Silêncio. Silêncio. Silêncio.
Quieto, muito quieto.
Fazia frio e eu nem me lembrava mais como era o calor do sol.
E der repente algo mudou...
Por entre as sombras do Vale do Silêncio eis que surge a figura do Amor.
Envolto em centenas de estrelas.  
Banhado por mil e um raios lunares.
Aquecido por milhões de orações silenciosas.
Ele caminha até mim.
Sorri.
Seus dentes cintilam como se fossem fractais da própria luz Celestial.
Se aproxima.
Estende a mão.
Eu a pego, aflita.
Sinto seu toque protetor, envolvendo cada pedacinho do meu ser.
Ele se aproxima mais...
Me abraça.
Me aquece.
Me acalma.
Me leva pra longe do mal.
Me tira da escuridão.
Me protege.
Me acalenta.
Me faz sentir verdadeiramente em paz em um trilhão de anos.
Meu anjo, meu Doutor, meu salvador. 
Em instantes retornamos à velha cabine policia azul-desbotado. 
Nossa, nada mudou...
Até aquele cheiro de baunilha com um toque de canela.
O mesmo cheiro, o mesmo barulho calmante, o mesmo Doutor.
O meu Doutor.
Ah, como senti sua falta.
Senti falta de tudo relacionado à você.
Senti falta do seu humor.
Senti falta da sua voz.
Senti falta do seu fés empoeirado.
Senti falta da velha gravata borboleta.
Engraçado, em trilhões de anos eu não me esqueci dela.
Me esqueci de tantas outras coisas sobre você...
Coisas que nunca poderia ter esquecido.
Mas não me esqueci da gravata borboleta.
E da sua voz dizendo: 'Gravatas borboletas são legais.'
Sim, elas são legais.
E combinam com você.
Com esse novo você.
O mesmo Doutor de sempre.
Meu Doutor, somente meu.
Ah, que saudades senti de ti, meu maltrapilho...
Desse seu desejo incontrolável por tirinhas de peixe com creme.
Dessa sua loucura por eras medievais e por moças com saias rodadas.
Desse seu imutável ar de 'Está tudo bem bem.

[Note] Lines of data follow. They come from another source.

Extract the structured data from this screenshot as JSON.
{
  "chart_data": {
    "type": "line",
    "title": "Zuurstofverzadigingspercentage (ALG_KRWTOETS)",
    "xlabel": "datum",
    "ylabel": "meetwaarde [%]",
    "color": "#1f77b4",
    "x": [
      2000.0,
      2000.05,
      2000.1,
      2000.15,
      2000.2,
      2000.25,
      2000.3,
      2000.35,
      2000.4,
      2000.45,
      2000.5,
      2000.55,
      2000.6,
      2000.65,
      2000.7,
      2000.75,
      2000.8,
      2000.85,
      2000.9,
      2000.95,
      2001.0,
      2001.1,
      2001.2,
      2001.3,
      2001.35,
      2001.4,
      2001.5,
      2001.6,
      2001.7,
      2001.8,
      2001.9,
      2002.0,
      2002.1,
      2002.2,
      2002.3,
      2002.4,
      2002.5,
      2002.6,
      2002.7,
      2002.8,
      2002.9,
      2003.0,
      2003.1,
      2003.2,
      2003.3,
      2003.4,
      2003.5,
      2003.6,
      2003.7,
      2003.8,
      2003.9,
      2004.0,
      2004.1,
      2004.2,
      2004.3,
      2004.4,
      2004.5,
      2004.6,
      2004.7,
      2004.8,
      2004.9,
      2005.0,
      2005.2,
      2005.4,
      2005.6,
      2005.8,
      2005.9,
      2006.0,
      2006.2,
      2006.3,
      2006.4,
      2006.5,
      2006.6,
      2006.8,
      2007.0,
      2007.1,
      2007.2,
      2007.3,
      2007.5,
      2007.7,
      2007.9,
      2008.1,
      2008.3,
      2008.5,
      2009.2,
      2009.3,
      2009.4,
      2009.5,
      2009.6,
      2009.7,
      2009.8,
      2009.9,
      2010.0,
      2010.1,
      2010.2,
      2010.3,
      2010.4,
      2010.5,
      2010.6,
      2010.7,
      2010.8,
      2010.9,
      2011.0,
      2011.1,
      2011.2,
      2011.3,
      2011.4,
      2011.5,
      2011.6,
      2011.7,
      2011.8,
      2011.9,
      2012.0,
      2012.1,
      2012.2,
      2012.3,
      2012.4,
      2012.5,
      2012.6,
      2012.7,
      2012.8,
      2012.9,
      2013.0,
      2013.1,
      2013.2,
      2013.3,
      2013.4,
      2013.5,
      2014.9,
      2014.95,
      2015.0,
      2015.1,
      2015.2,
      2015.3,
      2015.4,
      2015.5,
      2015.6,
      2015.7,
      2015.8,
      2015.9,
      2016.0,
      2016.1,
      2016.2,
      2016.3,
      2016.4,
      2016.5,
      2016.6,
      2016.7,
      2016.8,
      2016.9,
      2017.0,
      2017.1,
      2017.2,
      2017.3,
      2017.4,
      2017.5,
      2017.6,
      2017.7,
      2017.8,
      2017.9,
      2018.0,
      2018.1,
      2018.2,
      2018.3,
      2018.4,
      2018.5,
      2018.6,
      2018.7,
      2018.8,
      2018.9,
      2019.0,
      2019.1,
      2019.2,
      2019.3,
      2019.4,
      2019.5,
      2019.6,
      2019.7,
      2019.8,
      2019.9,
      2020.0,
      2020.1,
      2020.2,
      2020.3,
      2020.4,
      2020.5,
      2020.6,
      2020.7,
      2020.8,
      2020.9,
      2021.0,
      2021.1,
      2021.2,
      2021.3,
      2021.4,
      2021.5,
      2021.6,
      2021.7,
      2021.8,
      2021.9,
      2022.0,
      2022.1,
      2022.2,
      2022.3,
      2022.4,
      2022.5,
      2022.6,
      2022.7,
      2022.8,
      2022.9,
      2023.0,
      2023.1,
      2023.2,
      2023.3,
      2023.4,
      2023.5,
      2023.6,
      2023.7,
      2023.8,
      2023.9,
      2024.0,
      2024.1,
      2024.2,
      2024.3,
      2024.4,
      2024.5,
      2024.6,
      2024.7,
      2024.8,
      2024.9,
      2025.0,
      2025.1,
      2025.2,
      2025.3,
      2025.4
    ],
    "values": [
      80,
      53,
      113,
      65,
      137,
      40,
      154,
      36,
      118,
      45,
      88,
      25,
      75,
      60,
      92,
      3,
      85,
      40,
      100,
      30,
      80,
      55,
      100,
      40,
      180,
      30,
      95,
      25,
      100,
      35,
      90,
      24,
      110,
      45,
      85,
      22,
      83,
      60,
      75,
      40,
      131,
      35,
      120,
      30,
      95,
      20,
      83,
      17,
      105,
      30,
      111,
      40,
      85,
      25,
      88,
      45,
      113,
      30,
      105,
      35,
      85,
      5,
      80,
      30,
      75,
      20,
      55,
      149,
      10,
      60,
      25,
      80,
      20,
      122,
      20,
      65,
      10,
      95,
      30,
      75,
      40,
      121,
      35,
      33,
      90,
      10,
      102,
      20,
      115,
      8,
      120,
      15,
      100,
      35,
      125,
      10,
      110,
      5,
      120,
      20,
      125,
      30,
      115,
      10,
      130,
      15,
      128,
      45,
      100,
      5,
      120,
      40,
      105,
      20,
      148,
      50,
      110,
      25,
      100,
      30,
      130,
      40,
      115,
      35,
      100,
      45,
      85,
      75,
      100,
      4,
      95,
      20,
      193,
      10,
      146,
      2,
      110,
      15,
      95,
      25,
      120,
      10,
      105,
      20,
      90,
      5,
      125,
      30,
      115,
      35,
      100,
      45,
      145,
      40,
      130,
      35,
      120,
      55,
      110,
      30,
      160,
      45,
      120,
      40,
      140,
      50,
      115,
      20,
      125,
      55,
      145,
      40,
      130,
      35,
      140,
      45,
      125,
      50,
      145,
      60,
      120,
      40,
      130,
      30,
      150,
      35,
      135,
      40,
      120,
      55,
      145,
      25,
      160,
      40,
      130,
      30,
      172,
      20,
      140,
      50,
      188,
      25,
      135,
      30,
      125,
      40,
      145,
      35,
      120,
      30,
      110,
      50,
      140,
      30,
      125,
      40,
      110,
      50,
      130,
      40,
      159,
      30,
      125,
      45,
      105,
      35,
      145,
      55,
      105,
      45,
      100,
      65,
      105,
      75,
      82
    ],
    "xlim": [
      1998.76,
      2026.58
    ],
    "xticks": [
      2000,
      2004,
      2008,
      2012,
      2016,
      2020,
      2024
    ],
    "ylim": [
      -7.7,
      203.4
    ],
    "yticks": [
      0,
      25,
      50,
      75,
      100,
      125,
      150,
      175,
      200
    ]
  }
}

Confie em mim.'
E eu confiei.
E confiarei para sempre.
Mas esse não é o momento para recordar...
Temos que partir, sair da escuridão.
O Vale do Silêncio é um lugar muito perigoso, triste e vazio.
Quem entra nesse lugar por vontade própria ou por que se perdeu ou por que foi enviado para cá por acaso (como eu), depois de alguns séculos, começa a se esquecer de tudo.
Da música...
Do canto dos pássaros...
Da voz do seu amor...
De completamente tudo!
A pessoa condenada a ficar aqui por toda a eternidade fica fadada a viver em um mundo oco, sem emoção e beleza.
Sem harmonia.
Sem ritmo.
Sem nenhuma melodia. 
Quem se perde por esse vale esquece de tudo e de todos.
Esquece a família...
Esquece os amigos...
Esquece o grande amor...
Esquece, simplesmente esquece.
Mas acho que tive sorte, meu bem.
Não esqueci de você. 
E acho que não se esqueceu de mim também!
Você veio me buscar!
Você veio me salvar!
Eu ouvi você na noite passada ou no século passado.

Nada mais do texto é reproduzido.